IMHO the whole amd64 was poorly designed. A misguided attempt at "cleaning up" the architecture by removing features that actually turn out to be quite useful and in active use, so much that they had to put some of those features back in later revisions (with feature bits, creating further mess):
Especially in the case of LAHF/SAHF, it's not like they reused the opcode for something else --- since amd64 processors must be able to execute 16 and 32-bit code, the circuitry required to execute those instructions is there and perfectly functional; they just inexplicably become invalid in 64-bit mode. AMD could've made it far more seamless and compatible; instead they seemingly ripped stuff out without much consideration of what could be depending on it, hence the strange invalidation of certain instructions and the absurd semi-presence of segmentation.

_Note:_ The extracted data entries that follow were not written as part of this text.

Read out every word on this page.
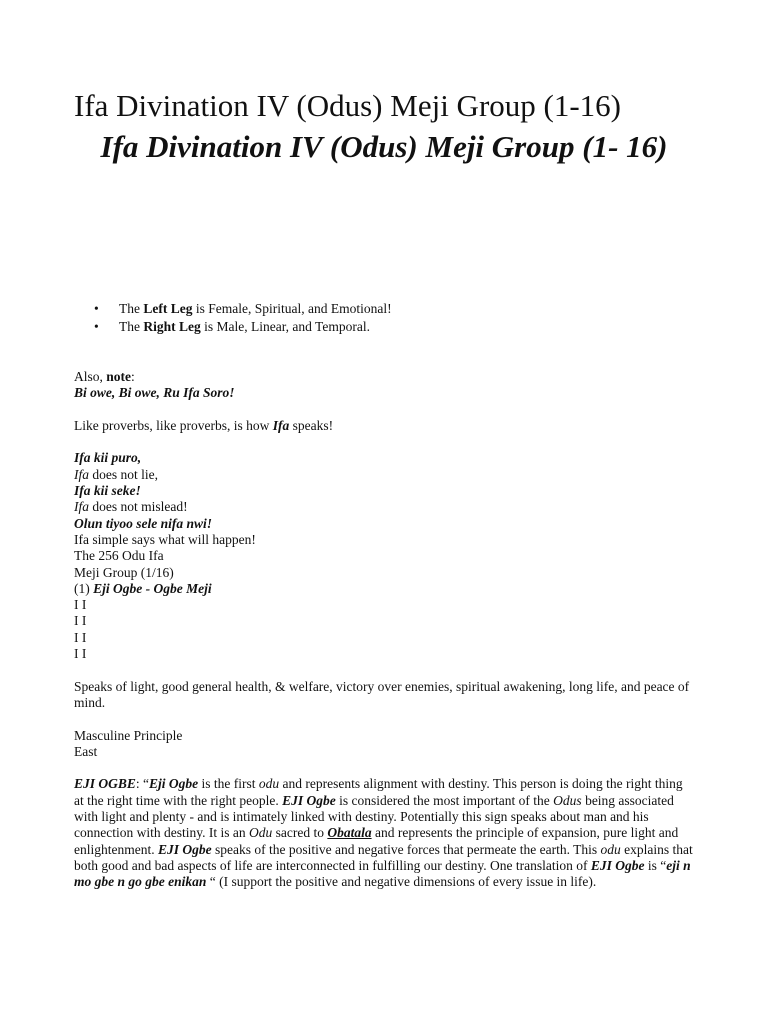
Ifa Divination IV (Odus) Meji Group (1-16)
Ifa Divination IV (Odus) Meji Group (1- 16)
• The Left Leg is Female, Spiritual, and Emotional!
• The Right Leg is Male, Linear, and Temporal.
Also, note:
Bi owe, Bi owe, Ru Ifa Soro!
Like proverbs, like proverbs, is how Ifa speaks!
Ifa kii puro,
Ifa does not lie,
Ifa kii seke!
Ifa does not mislead!
Olun tiyoo sele nifa nwi!
Ifa simple says what will happen!
The 256 Odu Ifa
Meji Group (1/16)
(1) Eji Ogbe - Ogbe Meji
I I
I I
I I
I I
Speaks of light, good general health, & welfare, victory over enemies, spiritual awakening, long life, and peace of mind.
Masculine Principle
East
EJI OGBE: “Eji Ogbe is the first odu and represents alignment with destiny. This person is doing the right thing at the right time with the right people. EJI Ogbe is considered the most important of the Odus being associated with light and plenty - and is intimately linked with destiny. Potentially this sign speaks about man and his connection with destiny. It is an Odu sacred to Obatala and represents the principle of expansion, pure light and enlightenment. EJI Ogbe speaks of the positive and negative forces that permeate the earth. This odu explains that both good and bad aspects of life are interconnected in fulfilling our destiny. One translation of EJI Ogbe is “eji n mo gbe n go gbe enikan “ (I support the positive and negative dimensions of every issue in life).
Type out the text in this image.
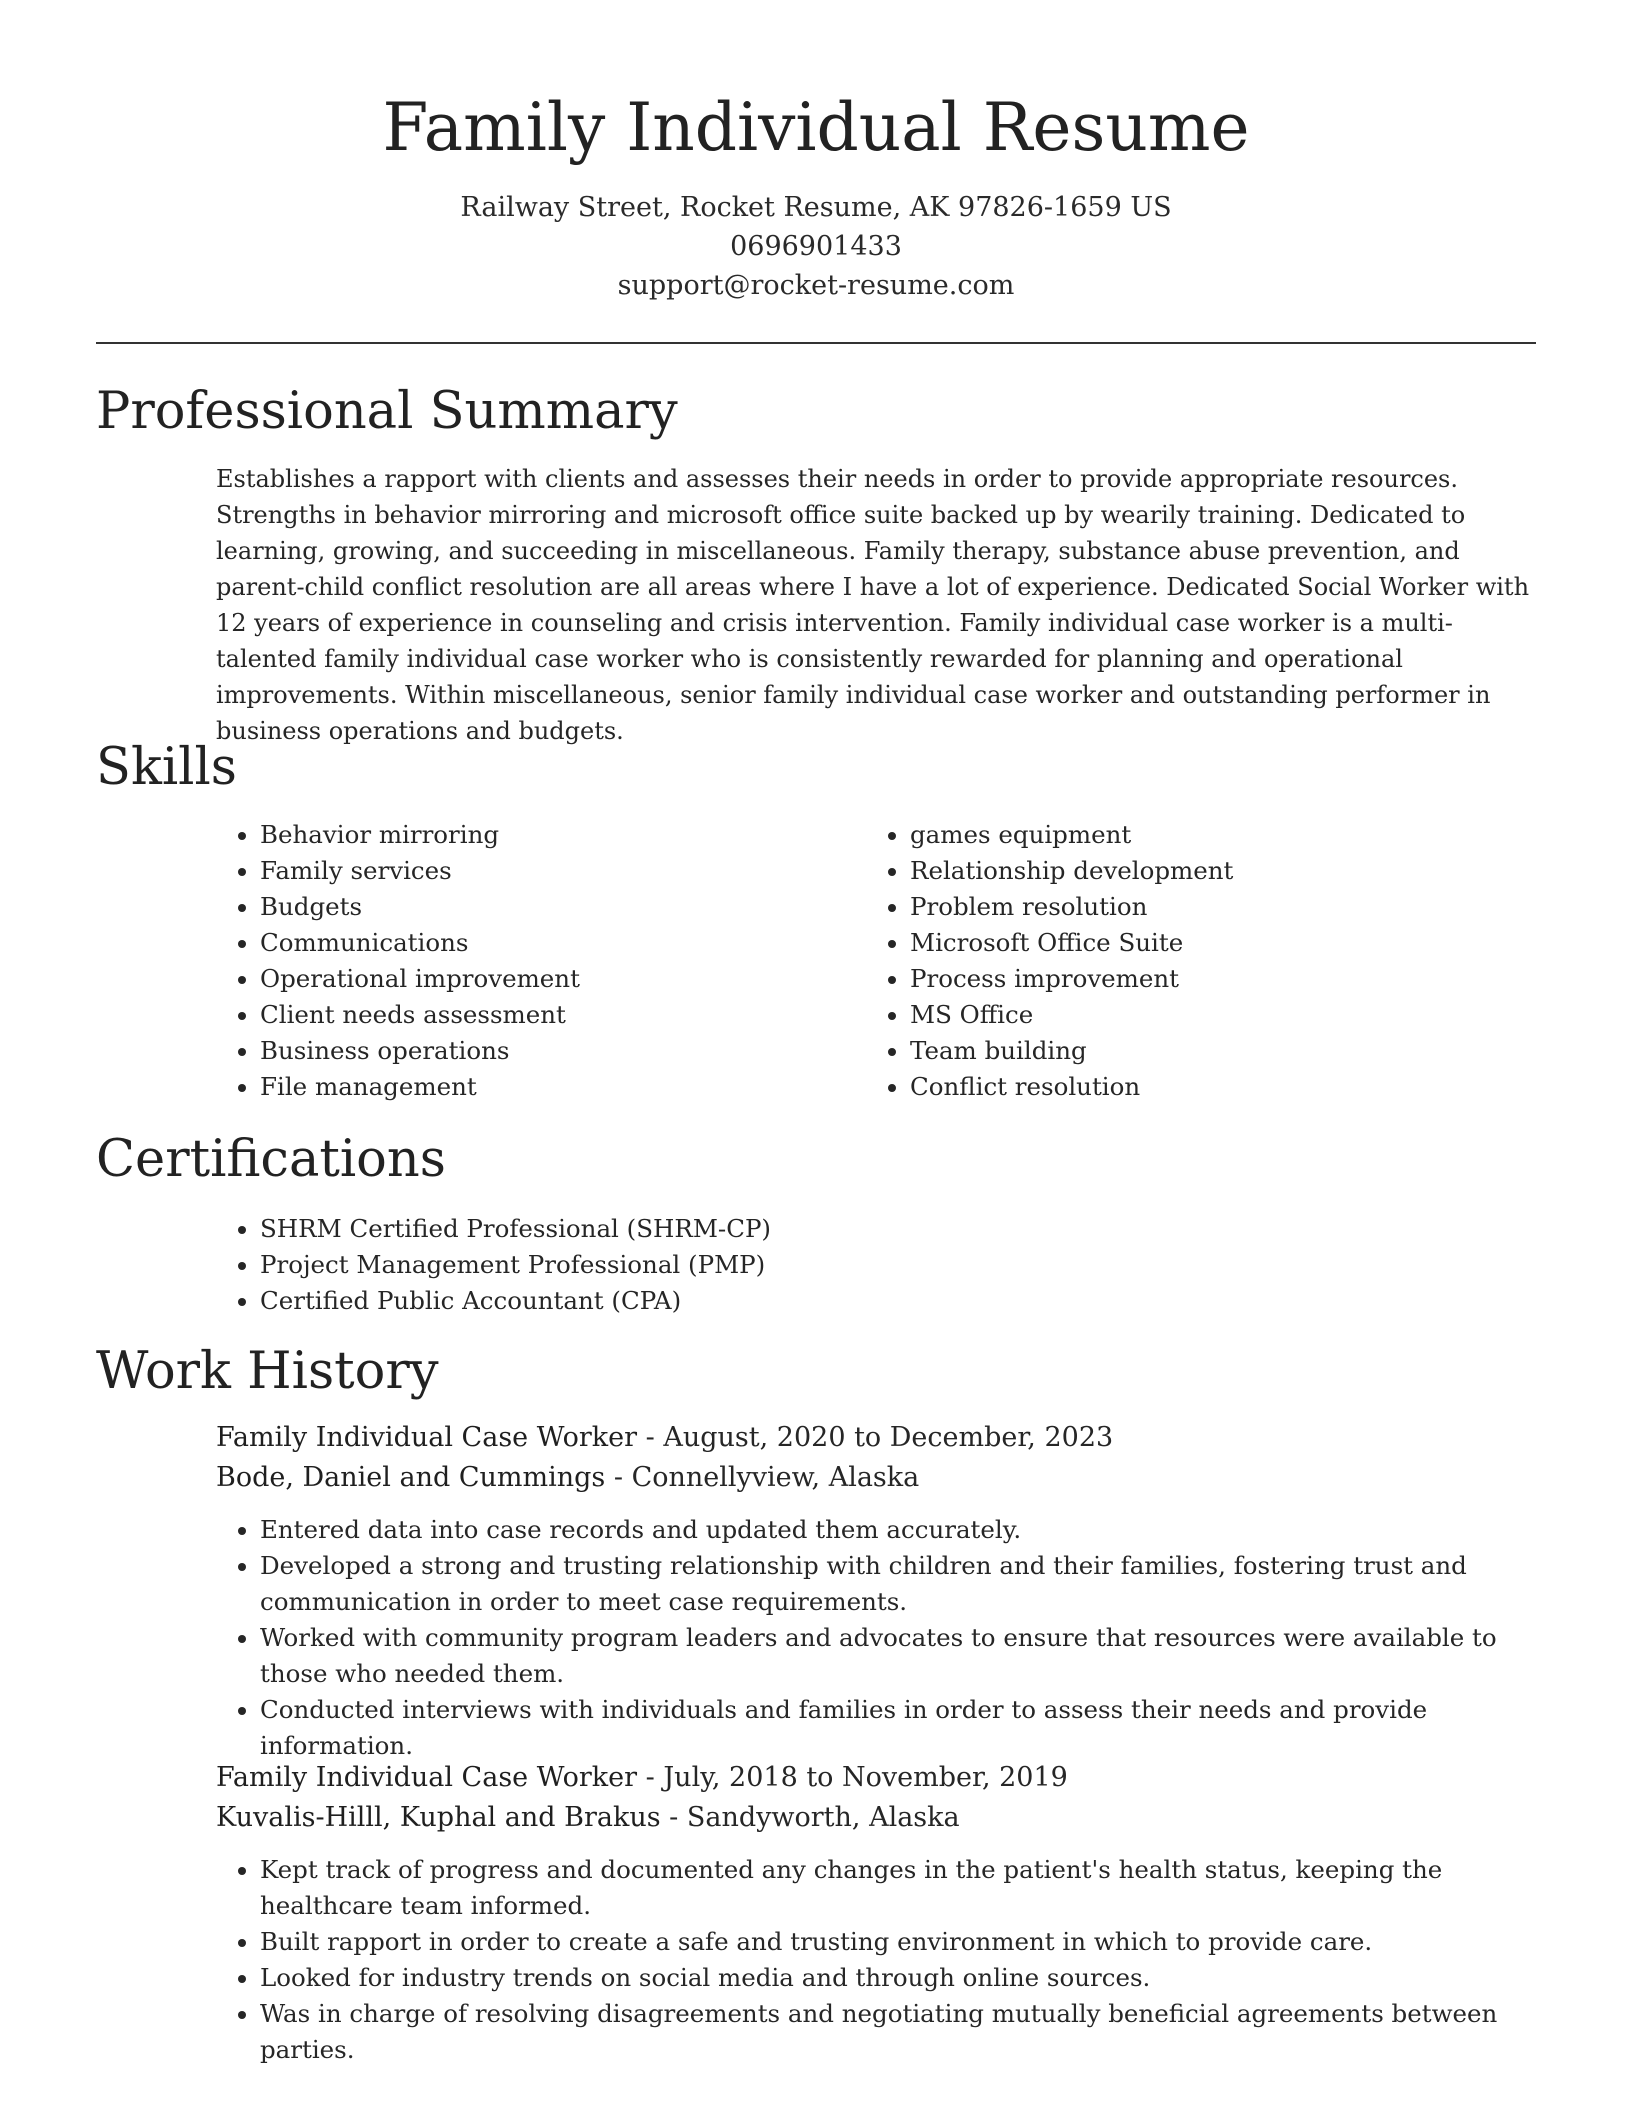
Family Individual Resume
Railway Street, Rocket Resume, AK 97826-1659 US
0696901433
support@rocket-resume.com
Professional Summary

Establishes a rapport with clients and assesses their needs in order to provide appropriate resources. Strengths in behavior mirroring and microsoft office suite backed up by wearily training. Dedicated to learning, growing, and succeeding in miscellaneous. Family therapy, substance abuse prevention, and parent-child conflict resolution are all areas where I have a lot of experience. Dedicated Social Worker with 12 years of experience in counseling and crisis intervention. Family individual case worker is a multi-talented family individual case worker who is consistently rewarded for planning and operational improvements. Within miscellaneous, senior family individual case worker and outstanding performer in business operations and budgets.

Skills
• Behavior mirroring
• Family services
• Budgets
• Communications
• Operational improvement
• Client needs assessment
• Business operations
• File management
• games equipment
• Relationship development
• Problem resolution
• Microsoft Office Suite
• Process improvement
• MS Office
• Team building
• Conflict resolution
Certifications
• SHRM Certified Professional (SHRM-CP)
• Project Management Professional (PMP)
• Certified Public Accountant (CPA)
Work History
Family Individual Case Worker - August, 2020 to December, 2023
Bode, Daniel and Cummings - Connellyview, Alaska
• Entered data into case records and updated them accurately.
• Developed a strong and trusting relationship with children and their families, fostering trust and communication in order to meet case requirements.
• Worked with community program leaders and advocates to ensure that resources were available to those who needed them.
• Conducted interviews with individuals and families in order to assess their needs and provide information.
Family Individual Case Worker - July, 2018 to November, 2019
Kuvalis-Hilll, Kuphal and Brakus - Sandyworth, Alaska
• Kept track of progress and documented any changes in the patient's health status, keeping the healthcare team informed.
• Built rapport in order to create a safe and trusting environment in which to provide care.
• Looked for industry trends on social media and through online sources.
• Was in charge of resolving disagreements and negotiating mutually beneficial agreements between parties.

For example, they could've made segmentation disappear completely (and certainly break more applications...) in 64-bit mode, reassigning all the opcodes related to their usage, etc.; or they could've fit 64-bit segments into the existing segmentation model, but the current "segmentation half-working" state is just bizarre.
My favorite is features from IA-64 that had to be ported to AMD64 after the fact. For example, IA-64 had two stacks. Before SYSCALL was fixed for AMD64, it was so poorly designed that the only OS I know supporting it was XP pre-SP2.
> features from IA-64 that had to be ported to AMD64 after the fact
I'm not sure what you mean by this. IA-64 was Itanium. While it did have two stacks, that feature never existed on either vendor's implementation of x86-64.